The King of Comedy (Martin Scorsese / U.S., 1982):

Fable of the "daffy bastard," gazing into the limo from the freeze-framed frenzy. Warhol's dictum about celebrity suits the tenacious parasite who wants his fifteen minutes right away, Rupert Pupkin, "often mispronounced and misspelled." (Robert De Niro's rendition of the bundle of delusional desperation wrapped in polyester suits is one of the decade's indelible portrayals.) Cardboard cutouts populate the cellar that is his domain, his fantasies of fulsome success are promptly undercut by Mom telling him to hush. The talk-show doyen (Jerry Lewis) embodies the showbiz he covets, a chance encounter is all it takes for the would-be joker to invite himself into his home with mortified squeeze (Diahnne Abbott) in tow.
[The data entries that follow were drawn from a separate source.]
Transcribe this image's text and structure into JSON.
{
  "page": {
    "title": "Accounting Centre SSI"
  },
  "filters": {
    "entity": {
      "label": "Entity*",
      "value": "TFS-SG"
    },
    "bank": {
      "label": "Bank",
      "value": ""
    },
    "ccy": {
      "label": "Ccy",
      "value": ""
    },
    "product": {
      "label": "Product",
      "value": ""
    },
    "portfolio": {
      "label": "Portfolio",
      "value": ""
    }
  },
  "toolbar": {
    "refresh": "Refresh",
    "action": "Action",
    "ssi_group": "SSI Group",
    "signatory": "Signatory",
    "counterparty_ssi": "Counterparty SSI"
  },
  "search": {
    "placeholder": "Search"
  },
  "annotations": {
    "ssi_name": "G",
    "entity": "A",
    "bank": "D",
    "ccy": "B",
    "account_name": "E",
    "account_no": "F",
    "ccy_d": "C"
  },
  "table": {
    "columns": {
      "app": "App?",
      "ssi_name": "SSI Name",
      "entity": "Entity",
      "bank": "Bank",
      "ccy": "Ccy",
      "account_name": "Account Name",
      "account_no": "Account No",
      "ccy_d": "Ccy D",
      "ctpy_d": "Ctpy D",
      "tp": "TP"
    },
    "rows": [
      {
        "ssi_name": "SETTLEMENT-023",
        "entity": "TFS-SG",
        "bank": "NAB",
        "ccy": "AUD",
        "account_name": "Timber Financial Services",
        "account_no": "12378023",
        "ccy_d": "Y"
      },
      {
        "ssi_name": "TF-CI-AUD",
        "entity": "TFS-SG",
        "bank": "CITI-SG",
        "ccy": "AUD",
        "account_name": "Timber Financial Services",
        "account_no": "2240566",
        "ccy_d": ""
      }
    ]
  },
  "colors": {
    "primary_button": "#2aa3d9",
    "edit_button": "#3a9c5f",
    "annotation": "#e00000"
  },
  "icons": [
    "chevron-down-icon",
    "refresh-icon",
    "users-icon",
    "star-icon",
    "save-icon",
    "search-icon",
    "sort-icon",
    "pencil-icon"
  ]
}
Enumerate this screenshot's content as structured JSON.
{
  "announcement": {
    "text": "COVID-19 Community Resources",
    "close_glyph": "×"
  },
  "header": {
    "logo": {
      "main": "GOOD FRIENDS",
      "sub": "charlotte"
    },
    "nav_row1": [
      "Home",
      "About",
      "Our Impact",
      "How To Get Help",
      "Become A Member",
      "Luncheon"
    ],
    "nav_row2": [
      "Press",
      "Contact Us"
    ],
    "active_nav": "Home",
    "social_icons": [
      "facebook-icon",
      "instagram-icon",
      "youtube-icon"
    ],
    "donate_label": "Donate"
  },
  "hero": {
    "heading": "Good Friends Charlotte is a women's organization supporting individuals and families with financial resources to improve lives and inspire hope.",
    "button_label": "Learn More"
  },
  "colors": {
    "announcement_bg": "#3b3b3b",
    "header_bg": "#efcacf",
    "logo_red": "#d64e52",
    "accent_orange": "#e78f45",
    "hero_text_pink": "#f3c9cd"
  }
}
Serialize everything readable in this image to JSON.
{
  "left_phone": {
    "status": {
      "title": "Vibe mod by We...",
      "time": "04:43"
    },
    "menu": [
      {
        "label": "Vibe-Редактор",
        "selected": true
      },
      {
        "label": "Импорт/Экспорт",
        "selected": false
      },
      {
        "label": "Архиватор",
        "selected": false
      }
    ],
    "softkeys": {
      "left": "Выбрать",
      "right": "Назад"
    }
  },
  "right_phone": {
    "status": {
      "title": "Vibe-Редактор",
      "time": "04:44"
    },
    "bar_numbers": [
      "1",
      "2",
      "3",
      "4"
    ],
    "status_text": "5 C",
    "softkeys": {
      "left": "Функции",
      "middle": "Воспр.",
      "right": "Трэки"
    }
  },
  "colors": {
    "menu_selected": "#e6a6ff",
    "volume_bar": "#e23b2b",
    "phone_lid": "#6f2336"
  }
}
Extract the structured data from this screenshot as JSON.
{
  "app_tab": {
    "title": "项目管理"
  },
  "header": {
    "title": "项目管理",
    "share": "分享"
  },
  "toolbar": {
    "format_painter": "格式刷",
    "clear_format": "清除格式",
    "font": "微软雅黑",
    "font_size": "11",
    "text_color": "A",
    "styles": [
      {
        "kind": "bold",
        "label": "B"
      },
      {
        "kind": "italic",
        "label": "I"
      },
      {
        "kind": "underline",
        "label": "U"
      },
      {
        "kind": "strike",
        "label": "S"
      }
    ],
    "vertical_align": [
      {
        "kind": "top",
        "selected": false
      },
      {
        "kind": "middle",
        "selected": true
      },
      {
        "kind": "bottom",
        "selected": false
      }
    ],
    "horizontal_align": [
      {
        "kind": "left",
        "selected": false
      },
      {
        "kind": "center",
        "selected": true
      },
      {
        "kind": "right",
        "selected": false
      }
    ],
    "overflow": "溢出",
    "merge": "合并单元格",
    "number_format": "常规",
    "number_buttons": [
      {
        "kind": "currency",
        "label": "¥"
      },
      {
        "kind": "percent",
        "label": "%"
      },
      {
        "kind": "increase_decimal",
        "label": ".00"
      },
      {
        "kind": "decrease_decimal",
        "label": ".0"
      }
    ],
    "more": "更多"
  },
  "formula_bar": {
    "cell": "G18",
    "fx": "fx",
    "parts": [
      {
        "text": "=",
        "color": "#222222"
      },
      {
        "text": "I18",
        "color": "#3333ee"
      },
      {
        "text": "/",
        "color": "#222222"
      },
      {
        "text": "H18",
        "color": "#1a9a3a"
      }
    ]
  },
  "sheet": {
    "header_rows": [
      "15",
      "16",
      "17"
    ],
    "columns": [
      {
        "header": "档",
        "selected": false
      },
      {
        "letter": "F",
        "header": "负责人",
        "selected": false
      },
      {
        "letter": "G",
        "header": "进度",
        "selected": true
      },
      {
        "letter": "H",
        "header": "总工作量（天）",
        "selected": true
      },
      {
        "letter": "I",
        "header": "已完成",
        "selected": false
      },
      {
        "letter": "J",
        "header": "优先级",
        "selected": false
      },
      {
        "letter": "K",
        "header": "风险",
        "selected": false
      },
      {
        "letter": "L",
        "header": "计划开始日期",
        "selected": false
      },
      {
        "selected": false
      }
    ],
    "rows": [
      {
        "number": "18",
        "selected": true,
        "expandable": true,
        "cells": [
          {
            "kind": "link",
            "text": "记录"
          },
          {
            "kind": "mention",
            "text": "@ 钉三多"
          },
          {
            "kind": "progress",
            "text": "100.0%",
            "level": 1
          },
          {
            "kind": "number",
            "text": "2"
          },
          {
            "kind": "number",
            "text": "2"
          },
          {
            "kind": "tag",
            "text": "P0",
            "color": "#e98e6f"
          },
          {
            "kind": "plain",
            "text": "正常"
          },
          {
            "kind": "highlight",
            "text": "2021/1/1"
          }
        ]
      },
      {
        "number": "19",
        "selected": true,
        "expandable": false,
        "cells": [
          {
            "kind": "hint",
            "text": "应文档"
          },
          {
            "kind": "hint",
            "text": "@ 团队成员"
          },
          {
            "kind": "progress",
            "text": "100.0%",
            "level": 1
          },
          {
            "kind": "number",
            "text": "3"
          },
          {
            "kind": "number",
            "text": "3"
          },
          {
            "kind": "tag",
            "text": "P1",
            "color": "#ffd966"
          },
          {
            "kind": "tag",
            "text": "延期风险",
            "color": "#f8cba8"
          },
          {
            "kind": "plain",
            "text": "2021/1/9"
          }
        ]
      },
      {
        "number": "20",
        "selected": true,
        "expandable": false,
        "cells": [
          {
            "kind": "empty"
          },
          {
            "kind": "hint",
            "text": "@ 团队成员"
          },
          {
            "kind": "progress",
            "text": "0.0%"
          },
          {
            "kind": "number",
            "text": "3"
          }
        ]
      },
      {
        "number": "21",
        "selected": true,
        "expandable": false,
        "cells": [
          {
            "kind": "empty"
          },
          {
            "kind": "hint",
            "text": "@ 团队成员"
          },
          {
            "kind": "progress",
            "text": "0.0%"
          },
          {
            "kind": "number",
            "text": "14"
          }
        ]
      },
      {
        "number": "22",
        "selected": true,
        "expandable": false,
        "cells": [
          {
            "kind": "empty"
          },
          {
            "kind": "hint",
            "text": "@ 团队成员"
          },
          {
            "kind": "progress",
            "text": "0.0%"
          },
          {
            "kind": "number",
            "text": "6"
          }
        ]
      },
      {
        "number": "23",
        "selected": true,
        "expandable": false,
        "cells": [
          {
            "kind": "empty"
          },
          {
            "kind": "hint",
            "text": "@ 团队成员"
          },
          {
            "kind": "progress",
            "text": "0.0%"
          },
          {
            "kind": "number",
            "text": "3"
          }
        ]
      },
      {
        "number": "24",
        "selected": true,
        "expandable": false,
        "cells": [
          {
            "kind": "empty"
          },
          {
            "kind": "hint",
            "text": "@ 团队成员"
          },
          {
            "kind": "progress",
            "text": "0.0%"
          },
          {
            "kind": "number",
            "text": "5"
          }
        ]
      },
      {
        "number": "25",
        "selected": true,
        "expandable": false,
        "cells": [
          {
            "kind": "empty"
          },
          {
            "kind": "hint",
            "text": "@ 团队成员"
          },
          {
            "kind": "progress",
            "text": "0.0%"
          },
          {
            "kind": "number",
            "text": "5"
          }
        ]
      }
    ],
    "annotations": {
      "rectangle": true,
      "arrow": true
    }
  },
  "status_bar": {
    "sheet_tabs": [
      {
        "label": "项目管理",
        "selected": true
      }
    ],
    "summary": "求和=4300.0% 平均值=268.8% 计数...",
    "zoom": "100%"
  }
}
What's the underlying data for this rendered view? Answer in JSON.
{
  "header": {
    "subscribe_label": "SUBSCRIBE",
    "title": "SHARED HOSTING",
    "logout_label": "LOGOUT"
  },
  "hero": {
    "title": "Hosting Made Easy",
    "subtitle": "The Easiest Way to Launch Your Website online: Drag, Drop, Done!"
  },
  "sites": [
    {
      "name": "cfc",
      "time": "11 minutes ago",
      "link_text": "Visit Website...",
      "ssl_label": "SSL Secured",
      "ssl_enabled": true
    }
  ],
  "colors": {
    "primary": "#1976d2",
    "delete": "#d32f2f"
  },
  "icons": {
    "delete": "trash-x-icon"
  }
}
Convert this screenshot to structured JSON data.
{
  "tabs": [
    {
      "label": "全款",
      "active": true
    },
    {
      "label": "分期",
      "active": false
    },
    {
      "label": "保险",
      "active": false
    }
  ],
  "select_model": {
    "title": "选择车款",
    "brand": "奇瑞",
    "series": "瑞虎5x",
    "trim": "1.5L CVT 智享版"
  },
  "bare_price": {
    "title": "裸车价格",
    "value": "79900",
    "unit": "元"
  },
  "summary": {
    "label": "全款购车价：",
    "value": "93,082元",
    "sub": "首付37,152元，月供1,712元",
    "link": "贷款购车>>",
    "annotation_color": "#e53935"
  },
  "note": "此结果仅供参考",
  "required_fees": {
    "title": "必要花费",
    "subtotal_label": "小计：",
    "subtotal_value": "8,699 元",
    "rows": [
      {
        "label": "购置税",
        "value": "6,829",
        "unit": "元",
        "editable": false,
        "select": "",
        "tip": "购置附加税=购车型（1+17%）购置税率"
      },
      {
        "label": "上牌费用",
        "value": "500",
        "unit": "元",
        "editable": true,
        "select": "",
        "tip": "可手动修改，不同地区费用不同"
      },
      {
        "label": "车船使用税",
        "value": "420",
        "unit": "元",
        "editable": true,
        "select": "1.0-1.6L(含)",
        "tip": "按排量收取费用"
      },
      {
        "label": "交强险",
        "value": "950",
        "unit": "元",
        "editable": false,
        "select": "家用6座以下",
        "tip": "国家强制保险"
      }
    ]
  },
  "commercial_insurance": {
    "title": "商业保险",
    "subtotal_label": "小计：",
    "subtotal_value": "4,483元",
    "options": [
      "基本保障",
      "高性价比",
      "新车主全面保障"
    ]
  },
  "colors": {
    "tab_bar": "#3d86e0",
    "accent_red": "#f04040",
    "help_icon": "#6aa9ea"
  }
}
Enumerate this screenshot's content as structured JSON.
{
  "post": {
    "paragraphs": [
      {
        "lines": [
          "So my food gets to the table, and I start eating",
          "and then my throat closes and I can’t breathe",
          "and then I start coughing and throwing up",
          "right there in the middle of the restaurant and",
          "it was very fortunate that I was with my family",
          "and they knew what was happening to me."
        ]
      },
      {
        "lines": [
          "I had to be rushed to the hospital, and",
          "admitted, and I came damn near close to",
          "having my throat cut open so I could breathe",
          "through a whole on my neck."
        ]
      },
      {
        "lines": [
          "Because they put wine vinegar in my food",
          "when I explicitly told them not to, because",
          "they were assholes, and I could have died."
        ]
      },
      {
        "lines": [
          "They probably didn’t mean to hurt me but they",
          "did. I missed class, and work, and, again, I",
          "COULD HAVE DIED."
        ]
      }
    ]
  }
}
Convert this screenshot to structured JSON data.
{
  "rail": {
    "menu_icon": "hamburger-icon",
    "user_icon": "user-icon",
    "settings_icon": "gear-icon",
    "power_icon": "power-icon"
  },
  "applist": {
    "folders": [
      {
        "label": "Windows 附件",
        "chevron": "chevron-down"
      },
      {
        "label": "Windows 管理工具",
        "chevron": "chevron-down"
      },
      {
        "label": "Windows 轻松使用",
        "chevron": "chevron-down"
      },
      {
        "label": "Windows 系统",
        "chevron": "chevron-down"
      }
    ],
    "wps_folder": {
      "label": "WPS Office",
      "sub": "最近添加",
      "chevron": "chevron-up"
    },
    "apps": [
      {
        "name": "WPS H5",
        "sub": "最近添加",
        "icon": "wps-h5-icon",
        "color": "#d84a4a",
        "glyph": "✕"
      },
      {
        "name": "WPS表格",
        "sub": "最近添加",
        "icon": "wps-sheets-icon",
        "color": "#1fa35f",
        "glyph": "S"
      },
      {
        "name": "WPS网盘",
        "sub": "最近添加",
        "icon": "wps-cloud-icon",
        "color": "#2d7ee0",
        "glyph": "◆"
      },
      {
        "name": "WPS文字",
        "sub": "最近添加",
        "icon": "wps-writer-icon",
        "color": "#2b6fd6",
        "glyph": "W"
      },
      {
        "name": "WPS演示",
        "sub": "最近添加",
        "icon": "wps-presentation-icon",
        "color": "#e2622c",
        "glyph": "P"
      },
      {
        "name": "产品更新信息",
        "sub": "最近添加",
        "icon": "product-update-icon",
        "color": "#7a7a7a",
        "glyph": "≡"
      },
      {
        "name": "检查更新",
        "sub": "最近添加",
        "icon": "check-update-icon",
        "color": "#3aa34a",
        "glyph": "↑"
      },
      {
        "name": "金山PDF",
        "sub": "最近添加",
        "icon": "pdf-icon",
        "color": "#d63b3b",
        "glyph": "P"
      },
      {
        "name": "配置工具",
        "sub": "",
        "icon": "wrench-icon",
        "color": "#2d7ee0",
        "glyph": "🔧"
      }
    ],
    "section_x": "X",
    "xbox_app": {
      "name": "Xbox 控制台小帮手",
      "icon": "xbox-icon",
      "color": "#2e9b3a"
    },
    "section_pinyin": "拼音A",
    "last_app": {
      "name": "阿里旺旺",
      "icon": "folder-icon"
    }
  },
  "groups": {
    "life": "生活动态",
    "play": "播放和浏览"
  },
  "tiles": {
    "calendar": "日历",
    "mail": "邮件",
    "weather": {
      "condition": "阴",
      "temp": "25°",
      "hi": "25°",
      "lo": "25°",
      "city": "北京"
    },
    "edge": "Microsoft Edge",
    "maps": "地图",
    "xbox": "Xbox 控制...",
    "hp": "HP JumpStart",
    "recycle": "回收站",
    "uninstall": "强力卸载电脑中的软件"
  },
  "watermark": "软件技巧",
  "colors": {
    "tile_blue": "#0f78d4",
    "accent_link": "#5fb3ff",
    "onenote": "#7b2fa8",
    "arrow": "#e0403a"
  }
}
Kidnapping alongside the rich groupie (Sandra Bernhard) follows, a logical next step for the guy who messes up the hostage's cue cards and asks for a stick of gum at gunpoint. "Even though this is a strange situation, there are moments of friendship and moments of sharing or whatever." A Jerry Lewis film seconded by Martin Scorsese, a vision of cinema's expressionism yielding to television's flatness, the manic bleakness the Eighties deserve. The camera finds Pupkin clutching a public payphone as if hanging on to a life raft, then peers at him being chased by security through the vertical widescreen of an office door. The autograph collection is his Holy Book, his own hopeful signature can barely be read next to Marilyn Monroe's or Sid Caesar's, "the more scribbled the name, the bigger the fame." The upshot is a grim Oedipal confession in the guise of a stand-up monologue about bullies and vomit, and there's Scorsese chuckling as the show director. (Freed from captivity, the hardened old pro pauses his escape to contemplate the usurper's grinning image multiplied across a wall of TV sets.) "Better to be king for a day than schmuck for a lifetime." The coda revises that of Taxi Driver by locating no trace of redemption in the barren spotlight. With Shelley Hack, Margo Winkler, Kim Chan, Frederick De Cordova, and Tony Randall.